In the dark, the orange red glow of the ends of cigarettes looked like some perverse stars hanging out close to the earth. “Remember to climb up and out after you hear the whistles. Stay close and look out for one another.”

“Hey, you think they will be surprised to see us coming out of the dark at 'em, Lieutenant?”

“Don't know. Only thing I know is that there is some talk about them being short on the line and this might finally be the time for us to break through. Get some rest and take turns watching the field. See you all in a couple of hours.”

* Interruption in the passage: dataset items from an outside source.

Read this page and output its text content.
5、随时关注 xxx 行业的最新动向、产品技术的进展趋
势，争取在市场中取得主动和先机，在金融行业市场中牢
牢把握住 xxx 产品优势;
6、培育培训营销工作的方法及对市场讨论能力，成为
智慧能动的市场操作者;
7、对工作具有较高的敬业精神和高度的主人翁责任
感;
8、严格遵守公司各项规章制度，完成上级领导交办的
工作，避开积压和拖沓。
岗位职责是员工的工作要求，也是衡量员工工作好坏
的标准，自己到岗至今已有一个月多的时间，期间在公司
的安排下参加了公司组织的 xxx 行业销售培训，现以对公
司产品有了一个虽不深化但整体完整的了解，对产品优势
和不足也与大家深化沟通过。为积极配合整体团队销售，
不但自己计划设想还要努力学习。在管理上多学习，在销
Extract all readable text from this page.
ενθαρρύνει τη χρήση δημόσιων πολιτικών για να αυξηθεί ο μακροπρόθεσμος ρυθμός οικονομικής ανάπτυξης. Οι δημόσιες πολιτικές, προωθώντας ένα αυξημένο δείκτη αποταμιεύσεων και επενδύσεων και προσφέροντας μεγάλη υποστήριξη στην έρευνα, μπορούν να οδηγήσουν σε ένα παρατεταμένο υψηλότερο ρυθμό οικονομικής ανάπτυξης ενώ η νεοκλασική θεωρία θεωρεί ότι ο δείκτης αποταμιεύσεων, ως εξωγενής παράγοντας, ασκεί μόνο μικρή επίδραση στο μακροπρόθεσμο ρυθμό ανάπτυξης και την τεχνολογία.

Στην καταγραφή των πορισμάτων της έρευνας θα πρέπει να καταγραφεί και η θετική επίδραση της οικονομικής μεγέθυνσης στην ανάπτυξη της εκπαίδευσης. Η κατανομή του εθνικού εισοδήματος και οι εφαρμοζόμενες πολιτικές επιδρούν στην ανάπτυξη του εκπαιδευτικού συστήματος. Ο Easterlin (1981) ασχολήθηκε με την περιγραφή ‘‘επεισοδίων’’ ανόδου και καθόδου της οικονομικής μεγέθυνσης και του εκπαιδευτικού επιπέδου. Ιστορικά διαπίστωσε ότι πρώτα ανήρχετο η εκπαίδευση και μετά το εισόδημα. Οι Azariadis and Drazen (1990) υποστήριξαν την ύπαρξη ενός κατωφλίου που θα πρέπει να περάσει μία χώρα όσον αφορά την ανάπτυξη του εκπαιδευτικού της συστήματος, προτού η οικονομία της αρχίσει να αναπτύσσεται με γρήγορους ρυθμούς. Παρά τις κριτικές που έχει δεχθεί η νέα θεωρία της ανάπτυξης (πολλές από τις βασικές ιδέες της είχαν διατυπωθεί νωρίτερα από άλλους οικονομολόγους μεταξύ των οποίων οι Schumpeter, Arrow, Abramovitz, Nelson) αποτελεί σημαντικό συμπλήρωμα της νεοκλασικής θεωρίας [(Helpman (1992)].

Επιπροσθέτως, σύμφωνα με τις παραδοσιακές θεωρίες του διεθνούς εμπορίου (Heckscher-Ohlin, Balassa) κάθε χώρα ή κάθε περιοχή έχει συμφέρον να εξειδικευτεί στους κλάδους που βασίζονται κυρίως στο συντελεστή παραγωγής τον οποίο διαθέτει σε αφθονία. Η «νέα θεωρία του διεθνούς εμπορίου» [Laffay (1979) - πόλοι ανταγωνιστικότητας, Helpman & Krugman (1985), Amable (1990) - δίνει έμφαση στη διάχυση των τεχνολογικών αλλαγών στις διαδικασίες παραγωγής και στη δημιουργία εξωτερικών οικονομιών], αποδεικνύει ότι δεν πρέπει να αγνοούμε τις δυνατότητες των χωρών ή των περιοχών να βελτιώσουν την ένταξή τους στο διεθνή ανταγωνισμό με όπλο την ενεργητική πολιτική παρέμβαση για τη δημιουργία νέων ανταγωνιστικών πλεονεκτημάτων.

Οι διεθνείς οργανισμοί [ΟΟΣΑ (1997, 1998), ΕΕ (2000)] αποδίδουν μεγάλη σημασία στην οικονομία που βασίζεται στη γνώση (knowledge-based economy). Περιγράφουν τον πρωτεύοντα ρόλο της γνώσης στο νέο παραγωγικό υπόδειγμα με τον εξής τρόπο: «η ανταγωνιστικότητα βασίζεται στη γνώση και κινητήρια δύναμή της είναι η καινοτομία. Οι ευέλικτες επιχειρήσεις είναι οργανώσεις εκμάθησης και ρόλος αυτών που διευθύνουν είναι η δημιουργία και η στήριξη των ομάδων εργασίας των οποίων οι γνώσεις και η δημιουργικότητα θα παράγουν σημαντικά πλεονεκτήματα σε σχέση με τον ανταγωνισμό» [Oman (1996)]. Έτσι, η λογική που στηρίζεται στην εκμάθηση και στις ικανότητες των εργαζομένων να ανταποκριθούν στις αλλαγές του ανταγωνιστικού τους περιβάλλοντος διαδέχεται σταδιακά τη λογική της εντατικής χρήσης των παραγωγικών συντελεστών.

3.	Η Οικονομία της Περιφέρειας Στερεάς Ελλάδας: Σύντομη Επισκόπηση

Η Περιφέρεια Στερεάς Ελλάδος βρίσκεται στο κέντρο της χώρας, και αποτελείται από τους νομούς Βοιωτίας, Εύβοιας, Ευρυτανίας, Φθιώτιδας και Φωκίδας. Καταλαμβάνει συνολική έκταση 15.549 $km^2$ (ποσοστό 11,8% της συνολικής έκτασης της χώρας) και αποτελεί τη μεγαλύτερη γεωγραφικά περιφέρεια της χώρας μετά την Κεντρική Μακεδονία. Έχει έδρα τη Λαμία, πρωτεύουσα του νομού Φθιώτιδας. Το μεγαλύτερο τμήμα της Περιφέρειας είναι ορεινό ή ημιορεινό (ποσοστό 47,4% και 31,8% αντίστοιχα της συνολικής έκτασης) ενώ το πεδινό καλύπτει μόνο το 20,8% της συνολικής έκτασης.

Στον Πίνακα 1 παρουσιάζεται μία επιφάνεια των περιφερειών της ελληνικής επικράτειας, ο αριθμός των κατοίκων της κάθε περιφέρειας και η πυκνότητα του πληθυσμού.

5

Someone blew out the lantern and after their eyes adjusted to the dark, the magnificent sky lit up above their heads. The moon less sky was pierced with stars; the Milky Way looked so peaceful, so serene, like a painting. No moon was good for saving lives as the enemy machine gunners would have trouble seeing the soldiers moving about in the dark mud as they advanced.

The lieutenant took leave of his men and found his way to the officer’s bunker, lifting the blanket flap designed to keep light in and sniper’s bullets out. He pulled out a leather framed photograph.

“My dearest Lily.” He tried several times to write. He crumpled the letter, thought again, straighten out the wrinkled piece of paper and began to write about the boys, his men on the line. He wrote how he wished he was back home walking along Main Street with her, stopping in at the drug store for a soda and maybe later listening to some jazz records in her parlor. He dozed a bit, until someone shook him awake.

“It's just about time, sir.”

He gathered his things left the letter and the photograph on the table and went out in to the early morning cold. The Milky Way was bright and clear, sneaking through the sky like some fluorescent snake.

The shelling began on time, the army couldn't get fresh food, delousing or fresh water delivered on any kind of schedule, but they sure as hell knew how to send death and destruction on time. The shells screamed overhead.

“That otta wake those bastards up!”

Then silence. The first whistle sounded and the boys all affixed their bayonets and began to climb the scaling ladders, nervous, cursing, and cussing. Someone pissed his pants.

The lieutenant looked over, “Good idea Reilly. Boys if you need to piss now's the time to do it.” The trench was soon filled with sounds of relief and then the second whistle blew. They were off.

The star bursts went off and the first thing he thought of was Dante's Inferno. This is what hell must look and smell like, dead animals, dead men, craters and lonely sticks that use to be trees. They surged on, the whistles blaring, alerting the enemy that an attack was imminent.

Bullets started to scream at them hitting with the thud of metal crushing in to flesh and bone. Like any man his first instinct was to dive in to the first crater he came across. The hole was filled with his boys all hugging the stinking earth and smelling of excrement. The enemy had turned the tide, using the star bursts to find targets and pepper the waste land with bullets from their machine guns and snipers. Soon the enemy began to return cannon fire and the fields were being torn apart by their shelling.

The lieutenant stood, silhouetted by the bombardment and looked at his boys, his men. He yelled, “Back to safety, back to the trenches, the Abby will have to wait for another night.”

A bullet ripped through his chest exploding on contact with his muscles, his lungs wheezed, his heart skipped a beat as blood streamed out on to the others now cowering in the bottom of the crater. The safety of the crater. He fell to his knees clutched at his jacket, throwing his revolver in to the dark, as he fell face first in to the mud. Up above the star bursts continued to the delight of the enemy who used the artificial light to find targets of men scrambling back, crawling back to the trenches.